Het aanbrengen van veranderingen door de franchisenemer aan het

De franchisenemer heeft met de franchisegever naast een franchise-overeenkomst veelal eveneens een huurovereenkomst gesloten. Meestal is sprake van een (onder)huurovereenkomst, waarbij de franchisegever als zijnde verhuurder en de franchisenemer als zijnde huurder de huurovereenkomst hebben gesloten. Het kan ook voorkomen dat de franchisenemer een huurovereenkomst met een andere (rechts)persoon heeft gesloten. In het onderhavige geval zal ervan worden uitgegaan dat een huurovereenkomst is gesloten met de franchisegever waarbij de franchisegever als zijnde verhuurder/onderverhuurder de huurovereenkomst met de franchisenemer als zijnde huurder/onderhuurder. In dit kader zal nader worden ingegaan op een specifiek onderwerp ten aanzien van de huurrelatie tussen partijen, namelijk het aanbrengen van veranderingen door de franchisenemer aan het gehuurde.

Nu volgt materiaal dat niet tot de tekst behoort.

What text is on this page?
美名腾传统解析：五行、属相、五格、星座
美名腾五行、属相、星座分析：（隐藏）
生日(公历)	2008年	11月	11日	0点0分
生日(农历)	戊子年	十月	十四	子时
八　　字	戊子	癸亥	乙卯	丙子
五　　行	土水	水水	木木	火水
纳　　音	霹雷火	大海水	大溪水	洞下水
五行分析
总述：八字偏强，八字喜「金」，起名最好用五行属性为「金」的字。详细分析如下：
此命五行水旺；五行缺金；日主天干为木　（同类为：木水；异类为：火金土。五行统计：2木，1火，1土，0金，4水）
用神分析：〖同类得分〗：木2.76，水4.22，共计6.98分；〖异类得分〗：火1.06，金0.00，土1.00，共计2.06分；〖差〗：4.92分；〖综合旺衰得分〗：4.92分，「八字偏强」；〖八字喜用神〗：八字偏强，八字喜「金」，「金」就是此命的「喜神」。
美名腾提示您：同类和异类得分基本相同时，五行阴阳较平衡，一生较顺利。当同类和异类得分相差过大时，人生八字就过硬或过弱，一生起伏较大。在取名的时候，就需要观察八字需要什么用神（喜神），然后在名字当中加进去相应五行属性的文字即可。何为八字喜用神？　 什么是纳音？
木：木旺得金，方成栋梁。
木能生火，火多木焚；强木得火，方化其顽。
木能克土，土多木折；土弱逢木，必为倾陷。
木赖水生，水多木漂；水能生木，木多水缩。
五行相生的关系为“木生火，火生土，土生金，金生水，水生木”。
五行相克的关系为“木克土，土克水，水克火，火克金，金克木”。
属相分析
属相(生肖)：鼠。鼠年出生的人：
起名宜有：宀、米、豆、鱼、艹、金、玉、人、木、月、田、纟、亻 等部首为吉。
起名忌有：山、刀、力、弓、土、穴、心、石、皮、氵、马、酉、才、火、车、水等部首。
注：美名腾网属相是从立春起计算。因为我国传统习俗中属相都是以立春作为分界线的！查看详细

Artikel 7:215 BW bepaalt kort gezegd dat de huurder (hierna: franchisenemer) niet bevoegd is de inrichting of gedaante van het gehuurde geheel of gedeeltelijk te veranderen dan na schriftelijke toestemming van de verhuurder (hierna: franchisegever), tenzij het gaat om veranderingen en toevoegingen die bij het einde van de huur zonder noemenswaardige kosten kunnen worden ongedaan gemaakt en verwijderd. Het voorgaande houdt in dat er voor een kleine categorie eenvoudige werkzaamheden dus geen toestemming behoeft te worden gevraagd. Deze categorie heeft betrekking op bijvoorbeeld het aanbrengen van wandspiegels en gordijnrails etc..

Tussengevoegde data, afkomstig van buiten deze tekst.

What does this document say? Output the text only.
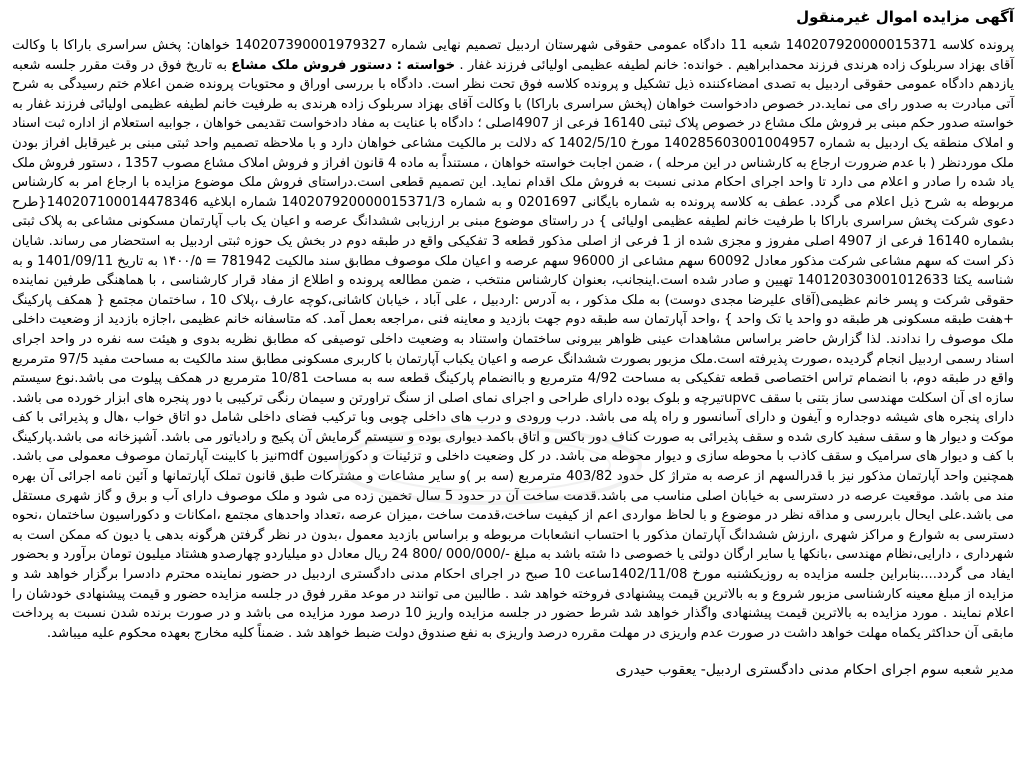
آگهی مزایده اموال غیرمنقول

پرونده کلاسه 140207920000015371 شعبه 11 دادگاه عمومی حقوقی شهرستان اردبیل تصمیم نهایی شماره 140207390001979327 خواهان: پخش سراسری باراکا با وکالت آقای بهزاد سربلوک زاده هرندی فرزند محمدابراهیم . خوانده: خانم لطیفه عظیمی اولیائی فرزند غفار . خواسته : دستور فروش ملک مشاع به تاریخ فوق در وقت مقرر جلسه شعبه یازدهم دادگاه عمومی حقوقی اردبیل به تصدی امضاءکننده ذیل تشکیل و پرونده کلاسه فوق تحت نظر است. دادگاه با بررسی اوراق و محتویات پرونده ضمن اعلام ختم رسیدگی به شرح آتی مبادرت به صدور رای می نماید.در خصوص دادخواست خواهان (پخش سراسری باراکا) با وکالت آقای بهزاد سربلوک زاده هرندی به طرفیت خانم لطیفه عظیمی اولیائی فرزند غفار به خواسته صدور حکم مبنی بر فروش ملک مشاع در خصوص پلاک ثبتی 16140 فرعی از 4907اصلی ؛ دادگاه با عنایت به مفاد دادخواست تقدیمی خواهان ، جوابیه استعلام از اداره ثبت اسناد و املاک منطقه یک اردبیل به شماره 140285603001004957 مورخ 1402/5/10 که دلالت بر مالکیت مشاعی خواهان دارد و با ملاحظه تصمیم واحد ثبتی مبنی بر غیرقابل افراز بودن ملک موردنظر ( با عدم ضرورت ارجاع به کارشناس در این مرحله ) ، ضمن اجابت خواسته خواهان ، مستنداً به ماده 4 قانون افراز و فروش املاک مشاع مصوب 1357 ، دستور فروش ملک یاد شده را صادر و اعلام می دارد تا واحد اجرای احکام مدنی نسبت به فروش ملک اقدام نماید. این تصمیم قطعی است.دراستای فروش ملک موضوع مزایده با ارجاع امر به کارشناس مربوطه به شرح ذیل اعلام می گردد. عطف به کلاسه پرونده به شماره بایگانی 0201697 و به شماره 140207920000015371/3 شماره ابلاغیه 140207100014478346{طرح دعوی شرکت پخش سراسری باراکا با طرفیت خانم لطیفه عظیمی اولیائی } در راستای موضوع مبنی بر ارزیابی ششدانگ عرصه و اعیان یک باب آپارتمان مسکونی مشاعی به پلاک ثبتی بشماره 16140 فرعی از 4907 اصلی مفروز و مجزی شده از 1 فرعی از اصلی مذکور قطعه 3 تفکیکی واقع در طبقه دوم در بخش یک حوزه ثبتی اردبیل به استحضار می رساند. شایان ذکر است که سهم مشاعی شرکت مذکور معادل 60092 سهم مشاعی از 96000 سهم عرصه و اعیان ملک موصوف مطابق سند مالکیت 781942 = ۱۴۰۰/۵ به تاریخ 1401/09/11 و به شناسه یکتا 140120303001012633 تهیین و صادر شده است.اینجانب، بعنوان کارشناس منتخب ، ضمن مطالعه پرونده و اطلاع از مفاد قرار کارشناسی ، با هماهنگی طرفین نماینده حقوقی شرکت و پسر خانم عظیمی(آقای علیرضا مجدی دوست) به ملک مذکور ، به آدرس :اردبیل ، علی آباد ، خیابان کاشانی،کوچه عارف ،پلاک 10 ، ساختمان مجتمع { همکف پارکینگ +هفت طبقه مسکونی هر طبقه دو واحد یا تک واحد } ،واحد آپارتمان سه طبقه دوم جهت بازدید و معاینه فنی ،مراجعه بعمل آمد. که متاسفانه خانم عظیمی ،اجازه بازدید از وضعیت داخلی ملک موصوف را ندادند. لذا گزارش حاضر براساس مشاهدات عینی ظواهر بیرونی ساختمان واستناد به وضعیت داخلی توصیفی که مطابق نظریه بدوی و هیئت سه نفره در واحد اجرای اسناد رسمی اردبیل انجام گردیده ،صورت پذیرفته است.ملک مزبور بصورت ششدانگ عرصه و اعیان یکباب آپارتمان با کاربری مسکونی مطابق سند مالکیت به مساحت مفید 97/5 مترمربع واقع در طبقه دوم، با انضمام تراس اختصاصی قطعه تفکیکی به مساحت 4/92 مترمربع و باانضمام پارکینگ قطعه سه به مساحت 10/81 مترمربع در همکف پیلوت می باشد.نوع سیستم سازه ای آن اسکلت مهندسی ساز بتنی با سقف upvcتیرچه و بلوک بوده دارای طراحی و اجرای نمای اصلی از سنگ تراورتن و سیمان رنگی ترکیبی با دور پنجره های ابزار خورده می باشد. دارای پنجره های شیشه دوجداره و آیفون و دارای آسانسور و راه پله می باشد. درب ورودی و درب های داخلی چوبی وبا ترکیب فضای داخلی شامل دو اتاق خواب ،هال و پذیرائی با کف موکت و دیوار ها و سقف سفید کاری شده و سقف پذیرائی به صورت کناف دور باکس و اتاق باکمد دیواری بوده و سیستم گرمایش آن پکیج و رادیاتور می باشد. آشپزخانه می باشد.پارکینگ با کف و دیوار های سرامیک و سقف کاذب با محوطه سازی و دیوار محوطه می باشد. در کل وضعیت داخلی و تزئینات و دکوراسیون mdfنیز با کابینت آپارتمان موصوف معمولی می باشد. همچنین واحد آپارتمان مذکور نیز با قدرالسهم از عرصه به متراژ کل حدود 403/82 مترمربع (سه بر )و سایر مشاعات و مشترکات طبق قانون تملک آپارتمانها و آئین نامه اجرائی آن بهره مند می باشد. موقعیت عرصه در دسترسی به خیابان اصلی مناسب می باشد.قدمت ساخت آن در حدود 5 سال تخمین زده می شود و ملک موصوف دارای آب و برق و گاز شهری مستقل می باشد.علی ایحال بابررسی و مداقه نظر در موضوع و با لحاظ مواردی اعم از کیفیت ساخت،قدمت ساخت ،میزان عرصه ،تعداد واحدهای مجتمع ،امکانات و دکوراسیون ساختمان ،نحوه دسترسی به شوارع و مراکز شهری ،ارزش ششدانگ آپارتمان مذکور با احتساب انشعابات مربوطه و براساس بازدید معمول ،بدون در نظر گرفتن هرگونه بدهی یا دیون که ممکن است به شهرداری ، دارایی،نظام مهندسی ،بانکها یا سایر ارگان دولتی یا خصوصی دا شته باشد به مبلغ -/000/000 /800 24 ریال معادل دو میلیاردو چهارصدو هشتاد میلیون تومان برآورد و بحضور ایفاد می گردد....بنابراین جلسه مزایده به روزیکشنبه مورخ 1402/11/08ساعت 10 صبح در اجرای احکام مدنی دادگستری اردبیل در حضور نماینده محترم دادسرا برگزار خواهد شد و مزایده از مبلغ معینه کارشناسی مزبور شروع و به بالاترین قیمت پیشنهادی فروخته خواهد شد . طالبین می توانند در موعد مقرر فوق در جلسه مزایده حضور و قیمت پیشنهادی خودشان را اعلام نمایند . مورد مزایده به بالاترین قیمت پیشنهادی واگذار خواهد شد شرط حضور در جلسه مزایده واریز 10 درصد مورد مزایده می باشد و در صورت برنده شدن نسبت به پرداخت مابقی آن حداکثر یکماه مهلت خواهد داشت در صورت عدم واریزی در مهلت مقرره درصد واریزی به نفع صندوق دولت ضبط خواهد شد . ضمناً کلیه مخارج بعهده محکوم علیه میباشد.

مدیر شعبه سوم اجرای احکام مدنی دادگستری اردبیل- یعقوب حیدری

Voor overige wijzigingen heeft de franchisenemer wel toestemming nodig van de franchisegever. Indien de franchisegever toestemming weigert, kan de franchisenemer vorderen dat de rechter hem machtigt tot aanbrengen van de door hem gewenste wijzigingen. De rechter wijst de vordering slechts toe, indien de veranderingen noodzakelijk zijn voor een doelmatige gebruik van het gehuurde door de franchisenemer en geen zwaarwichtige bezwaren aan de zijde van de franchisegever zich tegen het aanbrengen van de betreffende wijzigingen verzetten. Van een zwaarwichtig bezwaar is bijvoorbeeld sprake indien de te verwachten waardevermindering van het gehuurde als gevolg van een gebrekkige constructie of vanwege het ontsierende karakter valt te verwachten. Voorts kan de rechter aan de machtiging voorwaarden verbinden. Deze voorwaarden kunnen betrekking hebben op het feit dat de franchisenemer verantwoordelijk zal zijn voor het volledig onderhoud van de aangebrachte voorzieningen dan wel de verplichting om de voorziening bij het einde van de huur weg te halen. Een andere voorwaarde die kan worden gesteld is bijvoorbeeld de voorwaarde om de wijziging te laten aanbrengen door een erkend aannemer of volgens een door de franchisegever goedgekeurd bouwplan.
Franchisegevers en franchisenemers doen er verstandig aan om in geval van wijzigingen meteen afspraken te maken over het al dan niet verwijderen van deze wijzigingen bij het einde van de huurovereenkomst. Voorts is het raadzaam om voorafgaande aan de totstandkoming van de huurovereenkomst hierover afspraken te maken.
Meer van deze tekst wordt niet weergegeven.